Colors are also extremely important in your display panel. Poor color choices can make the dashboard difficult to read or visually uncomfortable. Avoid using too many colors on the summary screen if you plan to view from a distance like a PowerPoint presentation, choose colors with high contrast to improve visualization, look at the dashboard from afar and up close, show your dashboard to someone else, and look at his or her feedback.
Below is basic information on how to use a color ring to assemble combinations.

There are several themes in Power BI with predefined color palettes, but you can also find them on the Internet, otherwise I left some nice ones in the link below:

The insights can be divided into three different groups: Business visibility, performance improvement and opportunity opportunities.

These three different types of views have different views and are optimized to improve understanding in each case, and I will explain them better below:

1. Company visibility

The most common way to present the Business Visibility type of insight is a REPORT.
Reports are one-time reports designed to show answers to a specific question about a company. Reports are usually distributed via email or presented in PowerPoint.
The report is a model designed to give an idea of ​​a simple measure of the facts that have happened over time in a company. A simpler view where it does not go beyond the insights presented in the chart.

2. Improving performance

A device that is generally associated with performance improvement is SCOREBOARD.
In insights into the type of performance improvement, the charts are already more detailed and include some metrics that present data that brings values ​​to the target audience, such as objectives, average, total, maximum and minimum values, so that the team picks up the maximum value in a more practical way. This type of chart uses a lot of KPIs (indicators), calculated values ​​and statistics.

3. Finding opportunities

The device that is usually associated with Opportunity Discovery information is Dashboard.
Dashboards are information that is presented in many ways in a complex yet easy-to-understand way to the end user.

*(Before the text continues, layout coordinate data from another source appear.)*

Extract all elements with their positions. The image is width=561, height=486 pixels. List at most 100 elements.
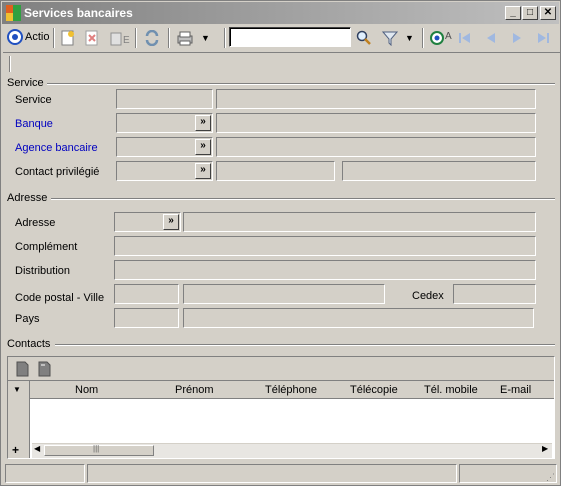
- double-chevron-down-icon: »: [168, 215, 174, 226]
- row-selector-icon[interactable]: ▼: [13, 385, 21, 394]
- refresh-icon: [430, 31, 444, 45]
- previous-record-button[interactable]: [481, 27, 501, 49]
- scrollbar-thumb[interactable]: |||: [44, 444, 154, 456]
- section-divider: [47, 83, 555, 85]
- action-button[interactable]: Actio: [5, 27, 51, 49]
- action-label: Actio: [25, 31, 50, 43]
- resize-grip-icon[interactable]: ⋰: [546, 472, 555, 483]
- code-postal-field[interactable]: [114, 284, 179, 304]
- svg-text:E: E: [123, 35, 130, 46]
- delete-icon: [85, 30, 98, 46]
- filter-dropdown-button[interactable]: ▼: [403, 27, 417, 49]
- service-label: Service: [15, 94, 52, 106]
- column-header-telecopie[interactable]: Télécopie: [350, 384, 398, 396]
- combo-dropdown-button[interactable]: »: [163, 214, 179, 230]
- adresse-label: Adresse: [15, 217, 56, 229]
- service-code-field[interactable]: [116, 89, 213, 109]
- contact-combo[interactable]: »: [116, 161, 213, 181]
- adresse-combo[interactable]: »: [114, 212, 181, 232]
- filter-button[interactable]: [379, 27, 401, 49]
- agence-name-field[interactable]: [216, 137, 536, 157]
- grid-row-header: ▼ +: [8, 381, 30, 458]
- column-header-prenom[interactable]: Prénom: [175, 384, 214, 396]
- add-row-button[interactable]: +: [12, 443, 19, 457]
- scroll-left-icon[interactable]: ◀: [34, 444, 40, 453]
- scroll-grip-icon: |||: [93, 444, 100, 453]
- delete-button[interactable]: [81, 27, 103, 49]
- adresse-field[interactable]: [183, 212, 536, 232]
- printer-icon: [177, 31, 193, 46]
- previous-record-icon: [487, 33, 495, 43]
- print-dropdown-button[interactable]: ▼: [199, 27, 213, 49]
- chevron-down-icon: ▼: [201, 33, 210, 43]
- contacts-grid[interactable]: ▼ + Nom Prénom Téléphone Télécopie Tél. …: [7, 356, 555, 459]
- toolbar-grip[interactable]: [9, 56, 11, 72]
- grid-new-icon[interactable]: [16, 361, 30, 377]
- sync-icon: [145, 30, 159, 46]
- column-header-email[interactable]: E-mail: [500, 384, 531, 396]
- section-divider: [55, 344, 555, 346]
- toolbar-separator: [168, 28, 170, 48]
- horizontal-scrollbar[interactable]: ◀ ||| ▶: [32, 443, 552, 458]
- pays-label: Pays: [15, 313, 40, 325]
- title-bar[interactable]: Services bancaires _ □ ✕: [2, 2, 559, 24]
- ville-field[interactable]: [183, 284, 385, 304]
- app-icon: [6, 5, 21, 21]
- toolbar-separator: [224, 28, 226, 48]
- next-record-icon: [513, 33, 521, 43]
- first-record-button[interactable]: [455, 27, 475, 49]
- status-bar: ⋰: [3, 463, 559, 484]
- action-circle-icon: [7, 29, 23, 45]
- combo-dropdown-button[interactable]: »: [195, 163, 211, 179]
- service-name-field[interactable]: [216, 89, 536, 109]
- cp-ville-label: Code postal - Ville: [15, 292, 105, 304]
- maximize-button[interactable]: □: [522, 6, 538, 20]
- agence-combo[interactable]: »: [116, 137, 213, 157]
- pays-code-field[interactable]: [114, 308, 179, 328]
- banque-name-field[interactable]: [216, 113, 536, 133]
- search-button[interactable]: [353, 27, 375, 49]
- section-title-service: Service: [7, 77, 44, 89]
- grid-header: Nom Prénom Téléphone Télécopie Tél. mobi…: [30, 381, 554, 399]
- scroll-right-icon[interactable]: ▶: [542, 444, 548, 453]
- double-chevron-down-icon: »: [200, 116, 206, 127]
- section-title-adresse: Adresse: [7, 192, 48, 204]
- banque-combo[interactable]: »: [116, 113, 213, 133]
- search-icon: [356, 30, 371, 45]
- toolbar-search-input[interactable]: [229, 27, 351, 47]
- close-button[interactable]: ✕: [540, 6, 556, 20]
- filter-icon: [382, 31, 398, 46]
- toolbar-separator: [53, 28, 55, 48]
- combo-dropdown-button[interactable]: »: [195, 115, 211, 131]
- sync-button[interactable]: [141, 27, 163, 49]
- new-button[interactable]: [57, 27, 79, 49]
- complement-field[interactable]: [114, 236, 536, 256]
- last-record-button[interactable]: [533, 27, 553, 49]
- secondary-toolbar: [3, 52, 560, 74]
- banque-label[interactable]: Banque: [15, 118, 53, 130]
- combo-dropdown-button[interactable]: »: [195, 139, 211, 155]
- grid-edit-icon[interactable]: [38, 361, 52, 377]
- contact-firstname-field[interactable]: [342, 161, 536, 181]
- status-cell: [5, 464, 85, 483]
- column-header-nom[interactable]: Nom: [75, 384, 98, 396]
- close-icon: ✕: [543, 7, 553, 18]
- cedex-field[interactable]: [453, 284, 536, 304]
- toolbar-separator: [422, 28, 424, 48]
- refresh-button[interactable]: A: [427, 27, 453, 49]
- agence-label[interactable]: Agence bancaire: [15, 142, 98, 154]
- maximize-icon: □: [526, 7, 534, 18]
- edit-icon: E: [110, 32, 130, 46]
- edit-button[interactable]: E: [107, 27, 133, 49]
- column-header-telephone[interactable]: Téléphone: [265, 384, 317, 396]
- contact-label: Contact privilégié: [15, 166, 100, 178]
- new-document-icon: [61, 30, 74, 46]
- cedex-label: Cedex: [412, 290, 444, 302]
- minimize-button[interactable]: _: [505, 6, 521, 20]
- next-record-button[interactable]: [507, 27, 527, 49]
- pays-name-field[interactable]: [183, 308, 534, 328]
- column-header-tel-mobile[interactable]: Tél. mobile: [424, 384, 478, 396]
- print-button[interactable]: [173, 27, 197, 49]
- distribution-field[interactable]: [114, 260, 536, 280]
- contact-name-field[interactable]: [216, 161, 335, 181]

Aggregate displays show data that has already been processed, including various KPIs, correlations, forecasts, data evolution over time, metrics. Normally, this type of visualization is used by analysts, managers, investors, coordinators, people who need a huge amount of information to make a decision.

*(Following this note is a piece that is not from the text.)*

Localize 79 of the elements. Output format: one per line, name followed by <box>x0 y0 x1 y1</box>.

Some general visualization tips for creating a complete dashboard or report.

  1. Remove the edges – Try to present your graphics in a natural way, fit it into the background of your report and interact with it, and be an environment with other graphics, don’t delete it with a border.
  2. Embrace white space – Avoid clutter too much on your dashboard, often a small space is good for overall harmony.
  3. Collapse text – Try to wrap text in graphics in the form of a caption or title. Cut a few paragraphs into short, easy-to-understand sentences. “A picture is worth a thousand words and a graphic is worth a thousand pictures”

Finally, I proposed converting the report by applying the tips in this article.
That report provides information on beer consumption in the city of São Paulo in Brazil. The first report below presents a long text with several charts and indicators of consumption. Colors are standard, text is too large, graphics are not standard, a lot of information is difficult to understand. Anyway, take a lot of time to understand everything the report is going through.